NEONScience / NEON-Data-Skills

Self-paced tutorials that review key data literacy concepts and data analysis skills. Published materials can be found at:
https://www.neonscience.org/resources/learning-hub/tutorials
GNU Affero General Public License v3.0
77 stars 88 forks source link

HDF5 in HDFView vs R - dimension confusion #616

Open gklarenberg opened 2 years ago

gklarenberg commented 2 years ago

Not sure if this is something that can be solved, but maybe mention can be made of this in the HDFView and/or HDF5 and R tutorials: HDFView shows the dimensions in a different order than R.

For the file NEONDSImagingSpectrometerData.h5 it shows 426 x 501 x 477 (wavelength, line, sample) in HDFView, and you need to select dim1 and dim2 to get a proper picture - as the tutorial indicates. However in R, dim() will tell you the dimensions are 477 502 426 and you need the third index to select a band:

band_58 <- h5read(file = "NEONDSImagingSpectrometerData.h5", 
                  name = "Reflectance",
                  index=list(NULL,NULL, 58))

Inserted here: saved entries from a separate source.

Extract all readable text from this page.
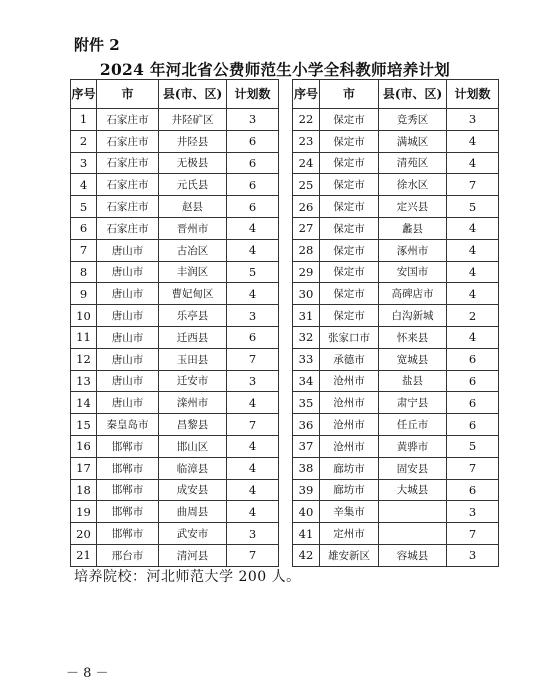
附件 2
2024 年河北省公费师范生小学全科教师培养计划
序号	市	县(市、区)	计划数
1	石家庄市	井陉矿区	3
2	石家庄市	井陉县	6
3	石家庄市	无极县	6
4	石家庄市	元氏县	6
5	石家庄市	赵县	6
6	石家庄市	晋州市	4
7	唐山市	古冶区	4
8	唐山市	丰润区	5
9	唐山市	曹妃甸区	4
10	唐山市	乐亭县	3
11	唐山市	迁西县	6
12	唐山市	玉田县	7
13	唐山市	迁安市	3
14	唐山市	滦州市	4
15	秦皇岛市	昌黎县	7
16	邯郸市	邯山区	4
17	邯郸市	临漳县	4
18	邯郸市	成安县	4
19	邯郸市	曲周县	4
20	邯郸市	武安市	3
21	邢台市	清河县	7
序号	市	县(市、区)	计划数
22	保定市	竞秀区	3
23	保定市	满城区	4
24	保定市	清苑区	4
25	保定市	徐水区	7
26	保定市	定兴县	5
27	保定市	蠡县	4
28	保定市	涿州市	4
29	保定市	安国市	4
30	保定市	高碑店市	4
31	保定市	白沟新城	2
32	张家口市	怀来县	4
33	承德市	宽城县	6
34	沧州市	盐县	6
35	沧州市	肃宁县	6
36	沧州市	任丘市	6
37	沧州市	黄骅市	5
38	廊坊市	固安县	7
39	廊坊市	大城县	6
40	辛集市		3
41	定州市		7
42	雄安新区	容城县	3
培养院校：河北师范大学 200 人。
－ 8 －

The same for the file NEON_D17_SJER_DP3_257000_4112000_reflectance.h5. In HDFView, it's 1000 x 1000 x 426 (line, sample, wavelength), but when reading it into R, dim() says 426 1000 1000, and you need the first index to select a band.

It's incredibly confusing for learners that are new to HDF5 - and I am very adamant on using HDFView first before having them use R. The visual component really helps them understand the structure of the data. But the dimension issue impedes their learning. I am sure it's a software issue, HDFView vs rhdf5 (so not fixable by us), but it should be mentioned :)

cklunch commented 2 years ago

@bhass-neon Can you take a look at this? Should be a simple update to add a bit more explanation.

bhass-neon commented 2 years ago

@cklunch yes the dimensions are not always in the same order, I can explain. I can't see if this is referring to a specific lesson though? Not totally sure what needs to be updated. I'll search GitHub for that code snippet.